The dominant bacterial taxon in the core gut microbiome is the genus Treponema (Spirochaetota), which accounted for approximately 32% of sequences in another 16S rRNA study. The same study identified Endomicrobia (phylum:Elusimicrobiota), which are predominant endosymbionts several protozoa in the termtie gut. Artificial defaunation of Reticulitermes species by force-feeding on starch or starvation leads to a loss of flagellates and, by association, these endosymbiotic Endomicrobia, and an increase in abundance of free-living relatives. A rare free-living member of this class, Endomicrobium proavitum, the first Endomicrobia species to be cultured and named, was isolated from sterile-filtered gut homogenates from defaunated (starch-fed) R. flavipes workers. It is believed to play a role in nitrogen fixation.

While some gut bacteria live free in the gut lumen or attached to the gut wall, many others live in close association with flagellates. These include uncultured members of Endomicrobia (Elusimicrobiota) and other taxa that live as cytoplasmic symbionts, as well as epibiotic symbionts that attach to the outer surface of cells. In R. flavipes, cytoplasmic symbionts have been identified in flagellates such as Trichonympha agilis (Hypermastigida) and Pyrsonympha vertens (Oxymonadida). The latter is also characterised by spirochaete epibiotic symbionts. In other termite species, members of the spirochaete genus Treponema have been identified as endo- and ectosymbionts of flagellates: similar associations may explain Treponemas dominance in the R. flavipes gut.

Disruption of the gut microbiota using agents like antibiotics or boric acid, a common agent used in preventative treatment, have been shown to cause irrecoverable damage to digestion and lead to the rise of opportunistic pathogens.

===Archaea===

Archaea isolated from the R. flavipes hindgut include the H_{2}- and CO_{2}-utilizing methanogens Methanobrevibacter cuticularis and curvatus. These two species are believed to be the dominant methanogens in R. flavipes and are found in the peripheral, microxic region of the hindgut, on or in close proximity to the gut wall, where they are sometimes attached to filamentous prokaryotes.

===Caste-specific differences===
Although there is a core microbiome shared among castes and colonies, the alate caste gut is characterised by a significantly lower abundances of bacteria in the genus Treponema (Spirochaetota) and the class Endomicrobia (Elusimicrobia) compared to workers and soldiers. Flagellates in the class Parabasalia and the order Oxymonadida are also significantly less abundant in the alate gut, with the latter significantly reduced in dealates as well.

==Human impact==
Along with Reticulitermes virginica, R. flavipes is responsible for 80% of the $2.2 billion spent annually in the United States on termite control. Termites feed on wood cellulose, meaning that their presence in human made structures often goes unnoticed for lengthy periods of time. A termite infested timber will appear structurally sound from the outside, while inside it will have a honeycombed appearance. To detect the presence of R. flavipes the observer can test the integrity of the wood by tapping it with a screwdriver. If present, R. flavipes is found at, near or below ground level. Trim work, sub flooring, flooring, and the structural timbers are the areas of a building most susceptible to termite damage. The Eastern subterranean termite is considered a serious economic timber pest and it is estimated that in high activity areas more than 1 in 5 homes have been or will be attacked.

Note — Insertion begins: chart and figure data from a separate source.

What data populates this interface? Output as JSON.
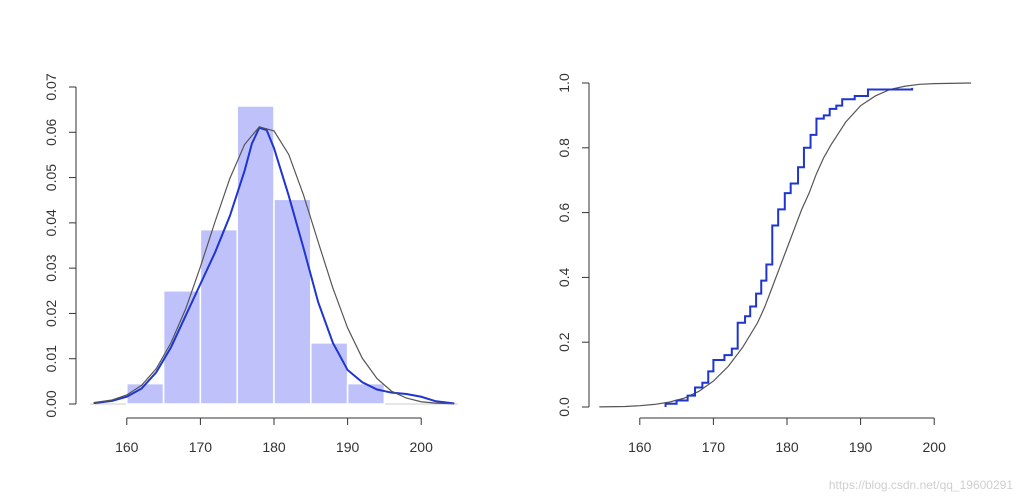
{
  "chart_data": [
    {
      "type": "histogram",
      "xlim": [
        155,
        205
      ],
      "ylim": [
        0,
        0.07
      ],
      "x_ticks": [
        160,
        170,
        180,
        190,
        200
      ],
      "y_ticks": [
        0.0,
        0.01,
        0.02,
        0.03,
        0.04,
        0.05,
        0.06,
        0.07
      ],
      "x_tick_labels": [
        "160",
        "170",
        "180",
        "190",
        "200"
      ],
      "y_tick_labels": [
        "0.00",
        "0.01",
        "0.02",
        "0.03",
        "0.04",
        "0.05",
        "0.06",
        "0.07"
      ],
      "bins": [
        {
          "from": 160,
          "to": 165,
          "density": 0.0045
        },
        {
          "from": 165,
          "to": 170,
          "density": 0.025
        },
        {
          "from": 170,
          "to": 175,
          "density": 0.0385
        },
        {
          "from": 175,
          "to": 180,
          "density": 0.0658
        },
        {
          "from": 180,
          "to": 185,
          "density": 0.0452
        },
        {
          "from": 185,
          "to": 190,
          "density": 0.0135
        },
        {
          "from": 190,
          "to": 195,
          "density": 0.0045
        }
      ],
      "series": [
        {
          "kind": "kde",
          "color": "#1f35d0",
          "points": [
            [
              155.5,
              0.0002
            ],
            [
              158,
              0.0007
            ],
            [
              160,
              0.0016
            ],
            [
              162,
              0.0034
            ],
            [
              164,
              0.007
            ],
            [
              166,
              0.0125
            ],
            [
              168,
              0.0195
            ],
            [
              170,
              0.0265
            ],
            [
              172,
              0.0335
            ],
            [
              174,
              0.0415
            ],
            [
              176,
              0.0515
            ],
            [
              177,
              0.0575
            ],
            [
              178,
              0.061
            ],
            [
              179,
              0.0605
            ],
            [
              180,
              0.0565
            ],
            [
              182,
              0.046
            ],
            [
              184,
              0.0345
            ],
            [
              186,
              0.0225
            ],
            [
              188,
              0.0135
            ],
            [
              190,
              0.0075
            ],
            [
              192,
              0.0048
            ],
            [
              194,
              0.0032
            ],
            [
              196,
              0.0025
            ],
            [
              198,
              0.0022
            ],
            [
              200,
              0.0016
            ],
            [
              202,
              0.0006
            ],
            [
              204.5,
              0.0001
            ]
          ]
        },
        {
          "kind": "normal",
          "color": "#555555",
          "points": [
            [
              155.5,
              0.0003
            ],
            [
              158,
              0.0009
            ],
            [
              160,
              0.002
            ],
            [
              162,
              0.0041
            ],
            [
              164,
              0.0078
            ],
            [
              166,
              0.0135
            ],
            [
              168,
              0.021
            ],
            [
              170,
              0.0303
            ],
            [
              172,
              0.0403
            ],
            [
              174,
              0.0498
            ],
            [
              176,
              0.0573
            ],
            [
              178,
              0.0612
            ],
            [
              180,
              0.0603
            ],
            [
              182,
              0.0551
            ],
            [
              184,
              0.0462
            ],
            [
              186,
              0.0358
            ],
            [
              188,
              0.0256
            ],
            [
              190,
              0.0168
            ],
            [
              192,
              0.0101
            ],
            [
              194,
              0.0056
            ],
            [
              196,
              0.0028
            ],
            [
              198,
              0.0013
            ],
            [
              200,
              0.0005
            ],
            [
              202,
              0.0002
            ],
            [
              204.5,
              5e-05
            ]
          ]
        }
      ]
    },
    {
      "type": "line",
      "xlim": [
        155,
        205
      ],
      "ylim": [
        0,
        1
      ],
      "x_ticks": [
        160,
        170,
        180,
        190,
        200
      ],
      "y_ticks": [
        0.0,
        0.2,
        0.4,
        0.6,
        0.8,
        1.0
      ],
      "x_tick_labels": [
        "160",
        "170",
        "180",
        "190",
        "200"
      ],
      "y_tick_labels": [
        "0.0",
        "0.2",
        "0.4",
        "0.6",
        "0.8",
        "1.0"
      ],
      "series": [
        {
          "kind": "normal-cdf",
          "color": "#555555",
          "points": [
            [
              154.5,
              0.0003
            ],
            [
              158,
              0.0015
            ],
            [
              160,
              0.004
            ],
            [
              162,
              0.008
            ],
            [
              164,
              0.015
            ],
            [
              166,
              0.027
            ],
            [
              168,
              0.048
            ],
            [
              170,
              0.08
            ],
            [
              172,
              0.125
            ],
            [
              174,
              0.185
            ],
            [
              176,
              0.26
            ],
            [
              177,
              0.31
            ],
            [
              178,
              0.37
            ],
            [
              179,
              0.43
            ],
            [
              180,
              0.49
            ],
            [
              181,
              0.55
            ],
            [
              182,
              0.61
            ],
            [
              183,
              0.66
            ],
            [
              184,
              0.72
            ],
            [
              185,
              0.77
            ],
            [
              186,
              0.81
            ],
            [
              188,
              0.88
            ],
            [
              190,
              0.93
            ],
            [
              192,
              0.96
            ],
            [
              194,
              0.98
            ],
            [
              196,
              0.99
            ],
            [
              198,
              0.996
            ],
            [
              200,
              0.998
            ],
            [
              205,
              1.0
            ]
          ]
        },
        {
          "kind": "ecdf-step",
          "color": "#1f35d0",
          "steps": [
            [
              163.5,
              0.01
            ],
            [
              165,
              0.02
            ],
            [
              166.5,
              0.035
            ],
            [
              167.5,
              0.06
            ],
            [
              168.5,
              0.075
            ],
            [
              169.3,
              0.11
            ],
            [
              170,
              0.145
            ],
            [
              171.5,
              0.16
            ],
            [
              172.5,
              0.18
            ],
            [
              173.3,
              0.26
            ],
            [
              174.3,
              0.28
            ],
            [
              175,
              0.31
            ],
            [
              175.8,
              0.35
            ],
            [
              176.5,
              0.39
            ],
            [
              177.2,
              0.44
            ],
            [
              178,
              0.56
            ],
            [
              178.8,
              0.61
            ],
            [
              179.7,
              0.66
            ],
            [
              180.5,
              0.69
            ],
            [
              181.5,
              0.74
            ],
            [
              182.3,
              0.8
            ],
            [
              183.2,
              0.84
            ],
            [
              184,
              0.89
            ],
            [
              185,
              0.9
            ],
            [
              185.8,
              0.92
            ],
            [
              186.7,
              0.93
            ],
            [
              187.5,
              0.95
            ],
            [
              189.2,
              0.96
            ],
            [
              191,
              0.98
            ],
            [
              197,
              0.985
            ]
          ],
          "x_end": 197
        }
      ]
    }
  ],
  "watermark": "https://blog.csdn.net/qq_19600291"
}
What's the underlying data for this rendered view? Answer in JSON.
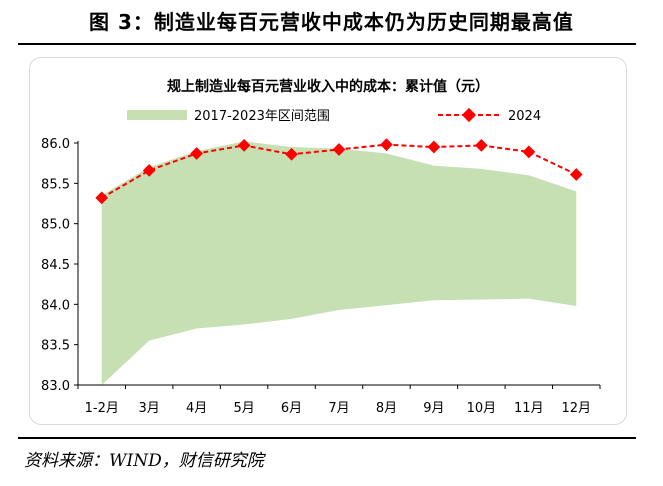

Termite control methods include: physical barriers, chemical treatments, and physical treatments (such as heat, freezing, electrocution and microwave irradiation).

Structural damage to buildings is not R. flavipes’ only impact on humans. Termites also play a critical role in the decomposition of organic matter in natural communities. Without termites, the accumulation of dead organic matter on the forest floor would become detrimental to integrity of that forest. The benefits provided by R. flavipes in terms of their contribution to environmental regulation may far outweigh the disadvantages they pose.